Kristof Schreuf und die Freude am Zitat
Von Nina Wyss | 4. Mai 2010 | 0 Kommentare
Zitieren, Covern oder Samplen ist momentan ja total angesagt. Und so kommt es, dass Kristof Schreuf, Gründungsvater der Hamburger Schule, mit seinem Solo-Debüt einmal mehr den Nerv der Zeit trifft.
Ende der Achtziger legt Kristof Schreuf mit der Band Kolossale Jugend den Grundstein dafür, was später zur Hamburger Schule werden sollte. Als Frontmann der Band Brüllen bringt er 1997 auf dem Album „Schatzitude“ seine Befindlichkeiten zu Protokoll, woraufhin er in einem Blumfeld-Song Erwähnung findet. Mit der Strophe „Anders als glücklich / hat Kristof Schreuf gesagt“ wird er zitiert und Blumfeld bleibt nicht die einzige Band der Szene, die in ihrem Songwriting eine Vorliebe fürs referentielle Name-Dropping hegt. Das Zitat gehört – nicht nur in Hamburg – zum guten Ton. Und das soll sich auch mit Schreufs erstem Solo-Album nicht ändern.
Lange Zeit ist es ruhig gewesen um Kristof Schreuf. Brüllen haben die Klappe gehalten, die angekündigte Veröffentlichung eines Romandebüts lässt (nach wie vor) auf sich warten. „In den letzten 13 Jahren habe ich bewiesen, dass ich einiges nicht kann„, meint der Hamburger und lässt ein neues Album als Entschuldigung gelten. Mitte April veröffentlicht er sein Solo-Debüt und der Zeitpunkt hätte nicht besser gewählt sein können.

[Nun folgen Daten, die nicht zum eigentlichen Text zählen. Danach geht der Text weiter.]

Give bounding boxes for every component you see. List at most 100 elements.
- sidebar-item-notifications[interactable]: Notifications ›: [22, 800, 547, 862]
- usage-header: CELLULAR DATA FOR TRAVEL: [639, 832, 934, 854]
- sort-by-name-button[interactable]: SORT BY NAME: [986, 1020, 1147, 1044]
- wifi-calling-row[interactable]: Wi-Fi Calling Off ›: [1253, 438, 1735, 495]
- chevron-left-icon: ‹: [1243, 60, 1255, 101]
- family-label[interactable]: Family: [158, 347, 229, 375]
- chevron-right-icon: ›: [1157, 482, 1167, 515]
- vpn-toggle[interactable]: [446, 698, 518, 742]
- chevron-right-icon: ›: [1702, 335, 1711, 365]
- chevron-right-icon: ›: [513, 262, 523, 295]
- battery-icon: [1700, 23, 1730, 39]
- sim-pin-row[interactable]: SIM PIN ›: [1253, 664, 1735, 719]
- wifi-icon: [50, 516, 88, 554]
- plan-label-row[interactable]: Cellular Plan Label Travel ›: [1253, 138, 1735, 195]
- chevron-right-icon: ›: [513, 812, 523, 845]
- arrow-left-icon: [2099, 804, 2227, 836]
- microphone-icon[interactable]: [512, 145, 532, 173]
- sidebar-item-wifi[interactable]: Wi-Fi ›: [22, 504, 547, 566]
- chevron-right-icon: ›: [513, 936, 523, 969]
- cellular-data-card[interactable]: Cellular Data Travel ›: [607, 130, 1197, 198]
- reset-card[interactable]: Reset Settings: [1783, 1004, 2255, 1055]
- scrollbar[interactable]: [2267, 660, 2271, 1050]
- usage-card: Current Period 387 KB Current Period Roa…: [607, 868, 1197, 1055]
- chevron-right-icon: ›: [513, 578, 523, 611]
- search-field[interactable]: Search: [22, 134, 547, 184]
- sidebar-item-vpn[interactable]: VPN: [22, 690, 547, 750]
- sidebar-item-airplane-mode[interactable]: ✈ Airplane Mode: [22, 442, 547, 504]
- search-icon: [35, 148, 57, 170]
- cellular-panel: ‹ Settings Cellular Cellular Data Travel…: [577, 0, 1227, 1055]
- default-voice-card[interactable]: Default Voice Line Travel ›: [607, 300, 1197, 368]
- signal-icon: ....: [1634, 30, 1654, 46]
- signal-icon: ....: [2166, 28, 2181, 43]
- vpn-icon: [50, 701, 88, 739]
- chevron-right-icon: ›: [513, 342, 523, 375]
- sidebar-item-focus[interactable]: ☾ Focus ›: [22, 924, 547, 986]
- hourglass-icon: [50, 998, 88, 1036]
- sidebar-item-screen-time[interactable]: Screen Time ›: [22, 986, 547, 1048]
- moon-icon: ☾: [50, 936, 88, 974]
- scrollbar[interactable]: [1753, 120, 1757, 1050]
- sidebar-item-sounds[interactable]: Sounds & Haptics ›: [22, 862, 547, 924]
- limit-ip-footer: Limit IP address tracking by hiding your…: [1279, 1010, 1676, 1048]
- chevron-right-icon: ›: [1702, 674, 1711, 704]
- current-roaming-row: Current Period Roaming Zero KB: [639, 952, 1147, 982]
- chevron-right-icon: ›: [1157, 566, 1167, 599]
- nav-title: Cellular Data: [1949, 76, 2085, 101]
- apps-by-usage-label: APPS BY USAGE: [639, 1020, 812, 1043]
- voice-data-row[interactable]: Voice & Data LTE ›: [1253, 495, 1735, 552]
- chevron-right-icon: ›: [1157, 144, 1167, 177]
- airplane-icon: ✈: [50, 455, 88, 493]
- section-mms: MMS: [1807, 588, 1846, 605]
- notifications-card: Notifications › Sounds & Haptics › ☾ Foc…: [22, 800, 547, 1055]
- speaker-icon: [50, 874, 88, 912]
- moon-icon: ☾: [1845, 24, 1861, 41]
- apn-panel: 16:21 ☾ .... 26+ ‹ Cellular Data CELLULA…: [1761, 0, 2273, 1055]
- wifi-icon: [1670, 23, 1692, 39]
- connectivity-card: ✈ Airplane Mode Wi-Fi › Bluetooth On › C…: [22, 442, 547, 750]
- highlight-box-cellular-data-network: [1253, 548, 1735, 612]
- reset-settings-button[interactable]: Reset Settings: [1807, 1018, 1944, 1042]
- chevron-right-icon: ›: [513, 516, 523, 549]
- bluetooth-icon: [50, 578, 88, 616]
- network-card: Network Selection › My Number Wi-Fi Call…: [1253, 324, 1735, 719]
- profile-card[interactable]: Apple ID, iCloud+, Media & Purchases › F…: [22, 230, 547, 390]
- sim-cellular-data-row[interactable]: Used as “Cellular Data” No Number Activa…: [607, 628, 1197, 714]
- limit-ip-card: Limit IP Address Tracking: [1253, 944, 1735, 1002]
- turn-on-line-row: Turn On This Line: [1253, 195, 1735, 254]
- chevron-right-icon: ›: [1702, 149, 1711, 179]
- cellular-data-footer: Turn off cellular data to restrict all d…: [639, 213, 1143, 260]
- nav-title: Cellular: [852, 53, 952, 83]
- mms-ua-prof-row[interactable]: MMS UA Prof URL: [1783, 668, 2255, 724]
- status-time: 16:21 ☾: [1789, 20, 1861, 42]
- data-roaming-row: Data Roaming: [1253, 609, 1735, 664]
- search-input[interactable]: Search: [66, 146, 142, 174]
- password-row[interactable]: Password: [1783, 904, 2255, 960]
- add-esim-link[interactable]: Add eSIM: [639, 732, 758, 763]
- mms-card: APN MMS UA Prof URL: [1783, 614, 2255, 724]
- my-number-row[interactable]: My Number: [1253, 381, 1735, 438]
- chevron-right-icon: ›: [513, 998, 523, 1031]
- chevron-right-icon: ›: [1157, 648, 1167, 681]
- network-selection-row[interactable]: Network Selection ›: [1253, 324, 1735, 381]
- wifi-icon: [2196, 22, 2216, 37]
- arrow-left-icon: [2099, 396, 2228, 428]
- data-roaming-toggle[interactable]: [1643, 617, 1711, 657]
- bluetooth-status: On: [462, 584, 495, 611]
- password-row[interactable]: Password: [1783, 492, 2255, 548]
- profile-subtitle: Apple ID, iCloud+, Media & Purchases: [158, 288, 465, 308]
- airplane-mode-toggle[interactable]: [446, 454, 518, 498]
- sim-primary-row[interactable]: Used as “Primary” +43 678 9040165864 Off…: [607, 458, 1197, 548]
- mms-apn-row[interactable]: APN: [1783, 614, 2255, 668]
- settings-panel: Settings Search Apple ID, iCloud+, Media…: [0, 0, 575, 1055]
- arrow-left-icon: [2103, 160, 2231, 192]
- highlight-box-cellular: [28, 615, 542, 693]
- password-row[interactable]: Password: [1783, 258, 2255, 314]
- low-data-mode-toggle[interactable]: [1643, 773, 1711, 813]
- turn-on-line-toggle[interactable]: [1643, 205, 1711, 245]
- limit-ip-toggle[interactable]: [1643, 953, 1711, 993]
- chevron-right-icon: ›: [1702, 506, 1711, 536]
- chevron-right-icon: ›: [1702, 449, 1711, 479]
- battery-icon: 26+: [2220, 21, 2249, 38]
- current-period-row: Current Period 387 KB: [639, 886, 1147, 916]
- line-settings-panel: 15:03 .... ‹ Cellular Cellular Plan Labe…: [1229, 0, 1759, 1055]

„Bourgeois With Guitar“ ist auf Buback Tonträger erschienen und hebt die grassierende „Freude am Zitat“ musikalisch auf eine neue Stufe: Das Album basiert mehrheitlich auf Fremdkompositionen, doch gibt sich Schreuf mit dem blossen Covern einzelner Songs nicht zufrieden. Der 47-Jährige entkleidet Klassiker aus Rock und Disco, zieht ihnen die Texte über die Ohren und strippt sie runter bis auf die Melodie. Den nackten Tonfolgen zwingt er fremde Texte auf und verhilft ihnen in neuem Gewand zu neuer Bedeutung.
So verleiht die Melodie von „Scarbourough Fair“ den aufwieglerischen Lyrics von The Who’s „My Generation“ eine fast schon resignative Haltung, „Why don’t you all fade away“ – einst rotziger Ausruf – wird aus dem Munde Schreufs zur eindringlichen Bitte. Im neu arrangierten „Search & Destroy“ musste das Punkrock-Riff einem flüchtigen Gitarrenlauf von The Doors‘ „The End“ weichen und Schreufs Interpretation lässt keine Zweifel offen, dass es Iggy Pop in seinem Song schon immer allein um die Liebe, ihr Entstehen und ihre zerstörerischen Konsequenzen ging.
Mit ruhiger Hand de- und rekonstruiert Schreuf auf seinem Debüt Songs wie „Highway To Hell“, „I Feel Love“ oder „Last Night A DJ Saved My Life“. Das Titelstück der Platte, „Bourgeois With Guitar“, stammt aus Schreufs eigener Feder und lässt vermuten, dass er nach wie vor auch mit eigenen Kompositionen von sich hören lassen wird.